We love any greens sauteed with carmalized onions and garlic. And we roast just about every veg with olive oil, salt, and garlic powder.

greengirl19
01-19-2013, 05:43 PM
Stir fry!!! We're on gaps, which grain and starchy vegetable free, so meals are meat and veggies and thats it. I've always loved veggies and had a big serving for dinner, but now its usually two or more kinds for lunch and dinner. Stir fry is my favorite last minute and clean out the fridge meal. Chop up an insane amount of any kind of veggie and some semi frozen meat. Cook the meat first in a big pan and take it out when its browned. Add the veggies (harder things like carrots first, greens last) and when the veggies are almost done add the meat back in. Season as you go along, i like ginger, garlic, white pepper, and coconut aminos (like soy sauce).

BearyBlessed
01-19-2013, 07:25 PM
Well, tonight I made mashed potatoes and broccoli. Not adventurous, but it's some veggies. :shrug3

believer
01-19-2013, 07:30 PM
have you tried spaghetti squash? I made some tonight and dh, oldest dd and I enjoyed it very much! I also made ground turkey burgers and added onion, cilantro, and 4 different peppers to it - red, yellow and orange bell pepper and some jalapeno and fresh garlic and ginger and one chopped up mushroom and they were really good too. Next time I will add even more veggies (I did add an egg to help it all hold together.)

silverlining
01-19-2013, 07:37 PM
We love kale chips here for snacking! You can experiment with different seasonings to see what you like.

Marzipan
01-19-2013, 07:41 PM
I so need to do this. I think I will try what a previous poster mentioned and have lunch with raw veggies and dinner with cooked, or vice versa. I do not really love salads with lettuce/spinach/greens, but I have discoverd I like cabbage, and chopped salads. I have a pinterest board called "Salads for people who don't like salad." :giggle

Psyche
01-19-2013, 07:41 PM
How about Taco Salad? I will eat a huge plate of that it is so good.

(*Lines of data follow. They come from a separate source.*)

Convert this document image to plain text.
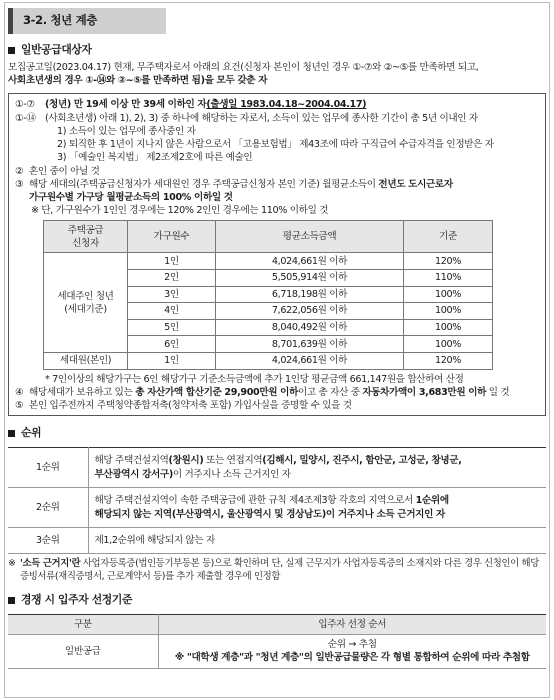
3-2. 청년 계층
일반공급대상자
모집공고일(2023.04.17) 현재, 무주택자로서 아래의 요건(신청자 본인이 청년인 경우 ①-⑦와 ②~⑤를 만족하면 되고,
사회초년생의 경우 ①-⑭와 ②~⑤를 만족하면 됨)을 모두 갖춘 자
①-⑦	(청년) 만 19세 이상 만 39세 이하인 자(출생일 1983.04.18~2004.04.17)
①-⑭ (사회초년생) 아래 1), 2), 3) 중 하나에 해당하는 자로서, 소득이 있는 업무에 종사한 기간이 총 5년 이내인 자
1) 소득이 있는 업무에 종사중인 자
2) 퇴직한 후 1년이 지나지 않은 사람으로서 「고용보험법」 제43조에 따라 구직급여 수급자격을 인정받은 자
3) 「예술인 복지법」 제2조제2호에 따른 예술인
② 혼인 중이 아닐 것
③ 해당 세대의(주택공급신청자가 세대원인 경우 주택공급신청자 본인 기준) 월평균소득이 전년도 도시근로자
가구원수별 가구당 월평균소득의 100% 이하일 것
※ 단, 가구원수가 1인인 경우에는 120% 2인인 경우에는 110% 이하일 것
주택공급
신청자	가구원수	평균소득금액	기준
세대주인 청년
(세대기준)	1인	4,024,661원 이하	120%
	2인	5,505,914원 이하	110%
	3인	6,718,198원 이하	100%
	4인	7,622,056원 이하	100%
	5인	8,040,492원 이하	100%
	6인	8,701,639원 이하	100%
세대원(본인)	1인	4,024,661원 이하	120%
* 7인이상의 해당가구는 6인 해당가구 기준소득금액에 추가 1인당 평균금액 661,147원을 합산하여 산정
④ 해당세대가 보유하고 있는 총 자산가액 합산기준 29,900만원 이하이고 총 자산 중 자동차가액이 3,683만원 이하 일 것
⑤ 본인 입주전까지 주택청약종합저축(청약저축 포함) 가입사실을 증명할 수 있을 것
순위
1순위	해당 주택건설지역(창원시) 또는 연접지역(김해시, 밀양시, 진주시, 함안군, 고성군, 창녕군,
부산광역시 강서구)이 거주지나 소득 근거지인 자
2순위	해당 주택건설지역이 속한 주택공급에 관한 규칙 제4조제3항 각호의 지역으로서 1순위에
해당되지 않는 지역(부산광역시, 울산광역시 및 경상남도)이 거주지나 소득 근거지인 자
3순위	제1,2순위에 해당되지 않는 자
※ '소득 근거지'란 사업자등록증(법인등기부등본 등)으로 확인하며 단, 실제 근무지가 사업자등록증의 소재지와 다른 경우 신청인이 해당 증빙서류(재직증명서, 근로계약서 등)를 추가 제출할 경우에 인정함
경쟁 시 입주자 선정기준
구분	입주자 선정 순서
일반공급	순위 → 추첨
※ "대학생 계층"과 "청년 계층"의 일반공급물량은 각 형별 통합하여 순위에 따라 추첨함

acorn squash is good. slice in half and remove the seeds. We usually just do walnuts ,brown sugar and butter. My mom adds dried fruits. Then you sort of mix it together as you eat.

Raw????

Momma2Luke
01-19-2013, 08:20 PM
I so need to do this too...

Here's one of my "go-to" recipes that is guaranteed to convert anyone into a veg lover:

Maple-Mustard Roasted Veggies!


Recipe:

A baking pan full of peeled, trimmed and cut-up veggies. I use root veggies such as:

Carrots, parsnips, turnips, fingerling potatoes, sweet potatoes,
garlic heads, quartered onions.
I also tend to add a few bell peppers cut into quarters and if I have a winter squash on hand, I'll throw that in as well.




Marinade:

Whisk together 1/3 cup of olive oil, 1 tsp red chili paste, 1/4 cup maple syrup, 3 tbsp dijon mustard,1tsp kosher salt, 1 tsp dried tarragon or thyme, 1 tsp freshly ground pepper. Now add the marinade to the pan of vegetables and mix well. Roast uncovered for about an hour at 375 degrees. Stir every 15 minutes.

ShangriLewis
01-19-2013, 08:20 PM
No you put it on the pan with hole side up. Sprinkle in the brown sugar and walnuts and top with the pat of butter. You can cover it with foil if you want. I just bake it at 350 till a fork poked in the side can slide through easily. I would say about 40 minutes.